El Merval se queda fuera del circuito por cuatro días, después ya se llega a primera quincena y donde la atmósfera de las festividades todo lo invade. Para, finalmente, dar por concluido el ejercicio de 2011, ni bien se pise la zona de la «Navidad».

Muy poco es lo que queda de tiempo útil, para que el mercado accionario local tenga chances de abandonar el desagradable primer lugar de los índices más erosionados del mundo. Al culminar el lunes, el Merval había bajado ligeramente su carga y colocarse en un 25%. Ya para el martes, cuando resultó una fecha mixta y tono debilitado en Europa, los referentes nuestros pudieron sumar porcentuales. Pero, el Merval decreció casi el 1% y elevando nuevamente el saldo contrario. Los chilenos -el IPSA- y el indicador chino -de Shanghái- resultan los escoltas, con negativos cercanos al 17% en cada uno. De todas formas, una brecha muy ancha para poder descontarse con las salvedades que hicimos al inicio, acerca de la «vida útil» que le queda al mercado para intentar ganar bastante: y que los otros no lo hagan. Los índices de los recintos de Francia, Japón y Brasil se situaban en derredor del 15% de pérdidas para los doce meses.

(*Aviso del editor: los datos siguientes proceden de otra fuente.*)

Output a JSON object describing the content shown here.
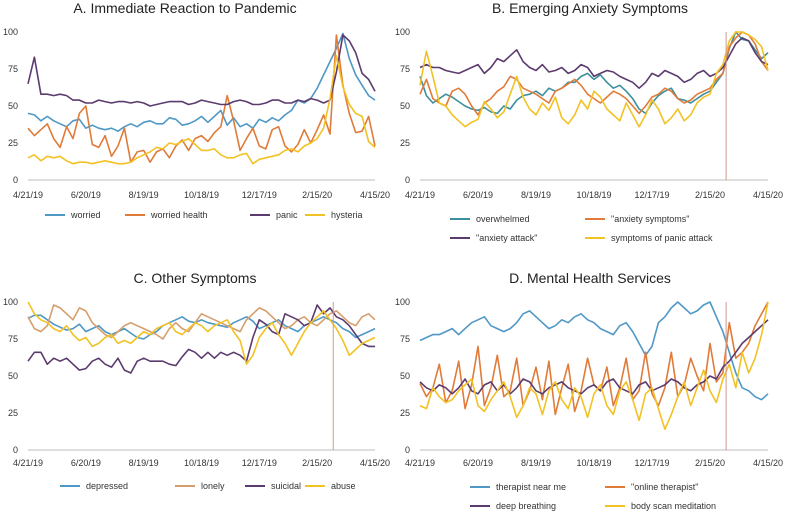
{
  "chart_data": [
    {
      "type": "line",
      "title": "A.  Immediate Reaction to Pandemic",
      "ylim": [
        0,
        100
      ],
      "yticks": [
        0,
        25,
        50,
        75,
        100
      ],
      "xticks": [
        "4/21/19",
        "6/20/19",
        "8/19/19",
        "10/18/19",
        "12/17/19",
        "2/15/20",
        "4/15/20"
      ],
      "grid": false,
      "legend": "bottom",
      "marker_line": false,
      "series": [
        {
          "name": "worried",
          "color": "#4f98c6",
          "values": [
            45,
            44,
            40,
            43,
            40,
            38,
            36,
            40,
            41,
            35,
            37,
            35,
            34,
            35,
            33,
            36,
            38,
            36,
            39,
            40,
            38,
            38,
            42,
            41,
            37,
            38,
            40,
            43,
            39,
            43,
            47,
            37,
            42,
            36,
            38,
            35,
            41,
            39,
            42,
            40,
            44,
            47,
            54,
            52,
            55,
            62,
            71,
            80,
            89,
            99,
            82,
            71,
            64,
            57,
            54
          ]
        },
        {
          "name": "worried health",
          "color": "#e07b39",
          "values": [
            35,
            30,
            34,
            38,
            28,
            22,
            36,
            28,
            45,
            50,
            24,
            22,
            30,
            16,
            23,
            35,
            12,
            19,
            20,
            12,
            19,
            21,
            15,
            23,
            27,
            20,
            28,
            30,
            26,
            32,
            36,
            57,
            40,
            20,
            28,
            35,
            23,
            21,
            34,
            36,
            23,
            19,
            24,
            34,
            25,
            34,
            44,
            31,
            98,
            64,
            45,
            32,
            33,
            43,
            23
          ]
        },
        {
          "name": "panic",
          "color": "#5c3b6e",
          "values": [
            65,
            83,
            58,
            58,
            57,
            58,
            57,
            54,
            54,
            52,
            52,
            54,
            53,
            52,
            53,
            53,
            52,
            53,
            52,
            50,
            51,
            52,
            53,
            53,
            53,
            51,
            52,
            54,
            53,
            52,
            51,
            51,
            53,
            54,
            53,
            51,
            51,
            52,
            54,
            54,
            52,
            52,
            54,
            53,
            55,
            54,
            52,
            54,
            73,
            98,
            94,
            86,
            72,
            68,
            60
          ]
        },
        {
          "name": "hysteria",
          "color": "#f2c224",
          "values": [
            15,
            17,
            13,
            16,
            15,
            16,
            13,
            11,
            12,
            12,
            11,
            12,
            13,
            12,
            11,
            11,
            12,
            15,
            17,
            19,
            22,
            21,
            25,
            24,
            26,
            28,
            24,
            20,
            20,
            21,
            17,
            15,
            15,
            17,
            18,
            11,
            14,
            15,
            16,
            17,
            20,
            21,
            19,
            23,
            25,
            28,
            35,
            55,
            84,
            63,
            51,
            45,
            43,
            26,
            22
          ]
        }
      ]
    },
    {
      "type": "line",
      "title": "B.  Emerging Anxiety Symptoms",
      "ylim": [
        0,
        100
      ],
      "yticks": [
        0,
        25,
        50,
        75,
        100
      ],
      "xticks": [
        "4/21/19",
        "6/20/19",
        "8/19/19",
        "10/18/19",
        "12/17/19",
        "2/15/20",
        "4/15/20"
      ],
      "grid": false,
      "legend": "bottom",
      "marker_line": true,
      "series": [
        {
          "name": "overwhelmed",
          "color": "#3c8f9c",
          "values": [
            70,
            57,
            52,
            55,
            58,
            56,
            53,
            50,
            48,
            47,
            49,
            46,
            45,
            50,
            48,
            54,
            57,
            58,
            60,
            57,
            62,
            60,
            62,
            66,
            66,
            70,
            72,
            68,
            71,
            66,
            62,
            64,
            60,
            55,
            48,
            45,
            52,
            57,
            60,
            62,
            55,
            54,
            52,
            55,
            58,
            60,
            66,
            72,
            89,
            100,
            95,
            94,
            88,
            82,
            86
          ]
        },
        {
          "name": "\"anxiety symptoms\"",
          "color": "#e07b39",
          "values": [
            58,
            68,
            55,
            52,
            50,
            60,
            62,
            58,
            50,
            44,
            52,
            55,
            60,
            63,
            70,
            68,
            62,
            60,
            58,
            55,
            52,
            60,
            62,
            65,
            68,
            64,
            58,
            55,
            52,
            56,
            60,
            58,
            55,
            50,
            45,
            50,
            56,
            58,
            62,
            60,
            55,
            52,
            54,
            58,
            60,
            62,
            68,
            72,
            90,
            96,
            100,
            98,
            92,
            80,
            74
          ]
        },
        {
          "name": "\"anxiety attack\"",
          "color": "#5c3b6e",
          "values": [
            76,
            78,
            76,
            76,
            74,
            73,
            72,
            74,
            76,
            78,
            72,
            76,
            82,
            80,
            84,
            88,
            80,
            76,
            74,
            78,
            73,
            74,
            76,
            72,
            74,
            78,
            76,
            70,
            72,
            74,
            73,
            70,
            68,
            66,
            62,
            66,
            72,
            70,
            74,
            72,
            70,
            66,
            68,
            72,
            74,
            70,
            72,
            76,
            84,
            92,
            96,
            94,
            86,
            80,
            78
          ]
        },
        {
          "name": "symptoms of panic attack",
          "color": "#f2c224",
          "values": [
            64,
            87,
            70,
            52,
            50,
            44,
            40,
            36,
            39,
            41,
            53,
            48,
            42,
            46,
            58,
            70,
            56,
            48,
            44,
            52,
            47,
            56,
            42,
            38,
            44,
            54,
            48,
            60,
            56,
            48,
            44,
            40,
            52,
            44,
            36,
            44,
            54,
            48,
            38,
            42,
            48,
            40,
            44,
            52,
            56,
            58,
            72,
            78,
            94,
            100,
            100,
            98,
            95,
            90,
            74
          ]
        }
      ]
    },
    {
      "type": "line",
      "title": "C.  Other Symptoms",
      "ylim": [
        0,
        100
      ],
      "yticks": [
        0,
        25,
        50,
        75,
        100
      ],
      "xticks": [
        "4/21/19",
        "6/20/19",
        "8/19/19",
        "10/18/19",
        "12/17/19",
        "2/15/20",
        "4/15/20"
      ],
      "grid": false,
      "legend": "bottom",
      "marker_line": true,
      "series": [
        {
          "name": "depressed",
          "color": "#4f98c6",
          "values": [
            89,
            91,
            91,
            88,
            85,
            83,
            81,
            82,
            85,
            80,
            82,
            84,
            80,
            78,
            80,
            82,
            79,
            76,
            75,
            78,
            80,
            84,
            86,
            88,
            90,
            87,
            86,
            88,
            86,
            85,
            84,
            83,
            86,
            88,
            90,
            87,
            82,
            84,
            86,
            88,
            84,
            82,
            80,
            84,
            86,
            88,
            90,
            88,
            86,
            82,
            80,
            76,
            78,
            80,
            82
          ]
        },
        {
          "name": "lonely",
          "color": "#d69e6c",
          "values": [
            90,
            82,
            80,
            84,
            98,
            96,
            92,
            88,
            96,
            94,
            86,
            82,
            78,
            76,
            80,
            84,
            86,
            84,
            82,
            80,
            78,
            75,
            82,
            86,
            82,
            80,
            86,
            92,
            90,
            88,
            86,
            84,
            82,
            80,
            88,
            92,
            96,
            94,
            90,
            86,
            82,
            84,
            88,
            90,
            86,
            84,
            88,
            92,
            94,
            90,
            86,
            84,
            90,
            92,
            88
          ]
        },
        {
          "name": "suicidal",
          "color": "#5c3b6e",
          "values": [
            60,
            66,
            66,
            58,
            62,
            60,
            62,
            58,
            54,
            55,
            60,
            62,
            58,
            56,
            62,
            54,
            52,
            60,
            62,
            60,
            60,
            60,
            58,
            57,
            63,
            68,
            66,
            62,
            66,
            62,
            66,
            64,
            66,
            64,
            60,
            76,
            88,
            85,
            80,
            78,
            92,
            90,
            88,
            84,
            86,
            98,
            92,
            96,
            90,
            88,
            84,
            78,
            72,
            70,
            70
          ]
        },
        {
          "name": "abuse",
          "color": "#f2c224",
          "values": [
            100,
            92,
            88,
            86,
            82,
            80,
            84,
            78,
            74,
            76,
            70,
            72,
            76,
            78,
            72,
            74,
            72,
            76,
            80,
            78,
            82,
            84,
            86,
            80,
            78,
            82,
            86,
            84,
            80,
            84,
            86,
            88,
            80,
            74,
            58,
            64,
            76,
            82,
            86,
            78,
            72,
            64,
            72,
            80,
            86,
            90,
            94,
            88,
            82,
            74,
            64,
            68,
            72,
            74,
            76
          ]
        }
      ]
    },
    {
      "type": "line",
      "title": "D.  Mental Health Services",
      "ylim": [
        0,
        100
      ],
      "yticks": [
        0,
        25,
        50,
        75,
        100
      ],
      "xticks": [
        "4/21/19",
        "6/20/19",
        "8/19/19",
        "10/18/19",
        "12/17/19",
        "2/15/20",
        "4/15/20"
      ],
      "grid": false,
      "legend": "bottom",
      "marker_line": true,
      "series": [
        {
          "name": "therapist near me",
          "color": "#4f98c6",
          "values": [
            74,
            76,
            78,
            78,
            80,
            82,
            78,
            82,
            86,
            88,
            90,
            84,
            82,
            80,
            82,
            86,
            92,
            94,
            90,
            86,
            82,
            84,
            88,
            86,
            90,
            92,
            88,
            86,
            82,
            80,
            78,
            84,
            86,
            80,
            72,
            64,
            70,
            86,
            90,
            96,
            100,
            96,
            92,
            94,
            98,
            100,
            90,
            80,
            66,
            52,
            42,
            40,
            36,
            34,
            38
          ]
        },
        {
          "name": "\"online therapist\"",
          "color": "#e07b39",
          "values": [
            45,
            36,
            42,
            58,
            32,
            40,
            60,
            28,
            44,
            70,
            30,
            42,
            64,
            36,
            40,
            62,
            30,
            40,
            56,
            34,
            60,
            24,
            42,
            58,
            26,
            40,
            62,
            44,
            40,
            56,
            30,
            42,
            62,
            34,
            40,
            66,
            38,
            30,
            42,
            66,
            36,
            44,
            62,
            50,
            40,
            72,
            46,
            52,
            86,
            62,
            66,
            72,
            84,
            92,
            100
          ]
        },
        {
          "name": "deep breathing",
          "color": "#5c3b6e",
          "values": [
            46,
            42,
            40,
            44,
            42,
            38,
            42,
            48,
            40,
            38,
            44,
            46,
            40,
            44,
            38,
            42,
            48,
            46,
            40,
            38,
            42,
            44,
            46,
            42,
            40,
            38,
            42,
            44,
            40,
            46,
            48,
            42,
            40,
            38,
            44,
            46,
            40,
            42,
            44,
            48,
            46,
            42,
            40,
            44,
            46,
            50,
            48,
            56,
            60,
            66,
            72,
            76,
            80,
            84,
            88
          ]
        },
        {
          "name": "body scan meditation",
          "color": "#f2c224",
          "values": [
            30,
            28,
            42,
            36,
            32,
            34,
            40,
            44,
            48,
            30,
            26,
            34,
            40,
            46,
            36,
            22,
            30,
            42,
            38,
            24,
            40,
            46,
            34,
            28,
            42,
            36,
            22,
            38,
            44,
            30,
            24,
            40,
            46,
            34,
            20,
            38,
            42,
            28,
            14,
            24,
            36,
            46,
            30,
            42,
            54,
            40,
            32,
            48,
            58,
            42,
            66,
            52,
            62,
            78,
            100
          ]
        }
      ]
    }
  ]
}
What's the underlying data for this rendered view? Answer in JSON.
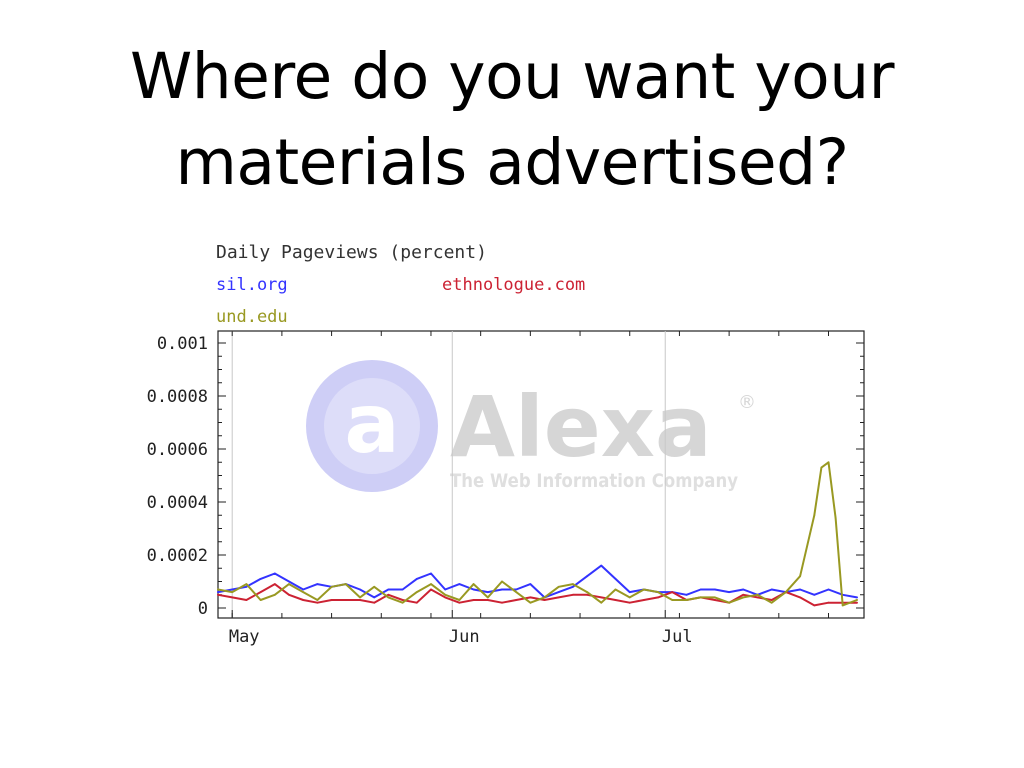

En síntesis, no aparece un candidato que produzca un golpe tal, como para quitar al Merval el primer lugar entre los peores.

Lo mejor será pensar en el famoso «borrón y cuenta nueva» -para 2012- para ir las carteras en procura del desquite de ejercicio tan perjudicial.

No es chiste el ver carcomido el capital invertido en torno de un 25% a un 30%, sin que surjan señales de que esto es lo peor que ya ha pasado y que existan signos de rehabilitación. En realidad, no los hay, ni el escenario mundial de las economías ofrece esperanzas inmediatas. Y tampoco en lo que respecta a un mercado doméstico que se ve arrinconado en sus totales de negocios y con flaqueza en las cotizaciones. Aquél interrogante acerca del: por qué el indicador de Buenos Aires resulta el peor de los tratados, se irá sin respuestas concretas a la vista.

Y tampoco puede quedar claro qué cuestión local debería modificarse, para acercarles capital de riesgo a las acciones. Con lo cual, apenas queda la carta solitaria y última del maso, que es el simple acto de poder copiar una tónica exterior: si es que la misma logra darse vuelta. Y un fantasmal «comodín» a través de: «la Bolsa tiene razones -como el corazón- que la razón desconoce». Lo que hace que nunca se la pueda dar por muerta.